A New Paradigm for Classification Based on Dissimilarity Information Via Regularized Kernel Estimation
Grace Wahba, PI
The objective of this research is to develop improved methods for classification and clustering when attribute vectors for the objects of interest are either not known or or are of a much higher dimension than is useful, but when dissimilarity information between pairs of objects is available. In the work being proposed, this dissimilarity information may be subjective, crude, noisy, incomplete, confined within a nonlinear manifold, come from multiple sources and/or be inconsistent. The approach is to build on some preliminary work by the PI and collaborators, who have initiated two new robust nonparametric methods for obtaining positive definite kernels (a.k.a "reproducing kernels") from noisy dissimilarity data under various circumstances. These kernels generate "pseudo-attribute" vectors which may be used for clustering, for outlier detection, or in a support vector machine with copiously labeled data, or with sparsely labeled data ("semi-supervised learning") for classification. Tasks are proposed to build a series of optimized classification systems under a variety of scientifically important scenarios regarding the nature of the data available, which combine robustly estimated kernels with support vector machines to effect classification based on dissimilarity information. It is proposed to develop theoretically valid and practically useful optimization procedures and efficient algorithms for these systems, test the results in carefully designed test beds where the answer is known, apply them to a variety of different classification tasks, compare the results with related systems, and publicize the results.

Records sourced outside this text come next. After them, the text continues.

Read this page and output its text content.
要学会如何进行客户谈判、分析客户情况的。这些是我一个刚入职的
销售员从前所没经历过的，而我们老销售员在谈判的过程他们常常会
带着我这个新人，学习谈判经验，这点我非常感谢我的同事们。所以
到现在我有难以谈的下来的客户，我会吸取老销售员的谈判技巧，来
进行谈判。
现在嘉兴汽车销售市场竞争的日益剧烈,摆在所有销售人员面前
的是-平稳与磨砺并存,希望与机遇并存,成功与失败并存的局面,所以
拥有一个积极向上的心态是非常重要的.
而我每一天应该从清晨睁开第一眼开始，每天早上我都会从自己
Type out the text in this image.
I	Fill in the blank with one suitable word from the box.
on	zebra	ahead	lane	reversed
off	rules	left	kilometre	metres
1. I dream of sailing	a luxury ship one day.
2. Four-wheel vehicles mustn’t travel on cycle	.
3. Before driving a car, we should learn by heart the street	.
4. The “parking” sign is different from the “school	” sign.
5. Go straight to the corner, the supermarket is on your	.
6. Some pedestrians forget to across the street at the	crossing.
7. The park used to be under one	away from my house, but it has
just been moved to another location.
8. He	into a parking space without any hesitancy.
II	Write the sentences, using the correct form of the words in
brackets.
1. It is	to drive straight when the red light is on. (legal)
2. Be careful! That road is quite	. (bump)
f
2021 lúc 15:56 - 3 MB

With the availability of extremely large amounts of data and high speed computing, modern classification tools are doing impressive things in speech recognition, text classification, image analysis, and classification of proteins and microarray data, among other things. However there is still much room for improvement in certain areas. This work will provide a unique and novel contribution to the theory and practice of classification when the data available may be subjective, crude, noisy, incomplete, satisfy complex constraints, come from multiple sources and may be inconsistent. It is anticipated that the proposed work will provide improved methods of statistical analysis that have the potential to seriously impact essentially any engineering or scientific endeavor that collects data to be classified.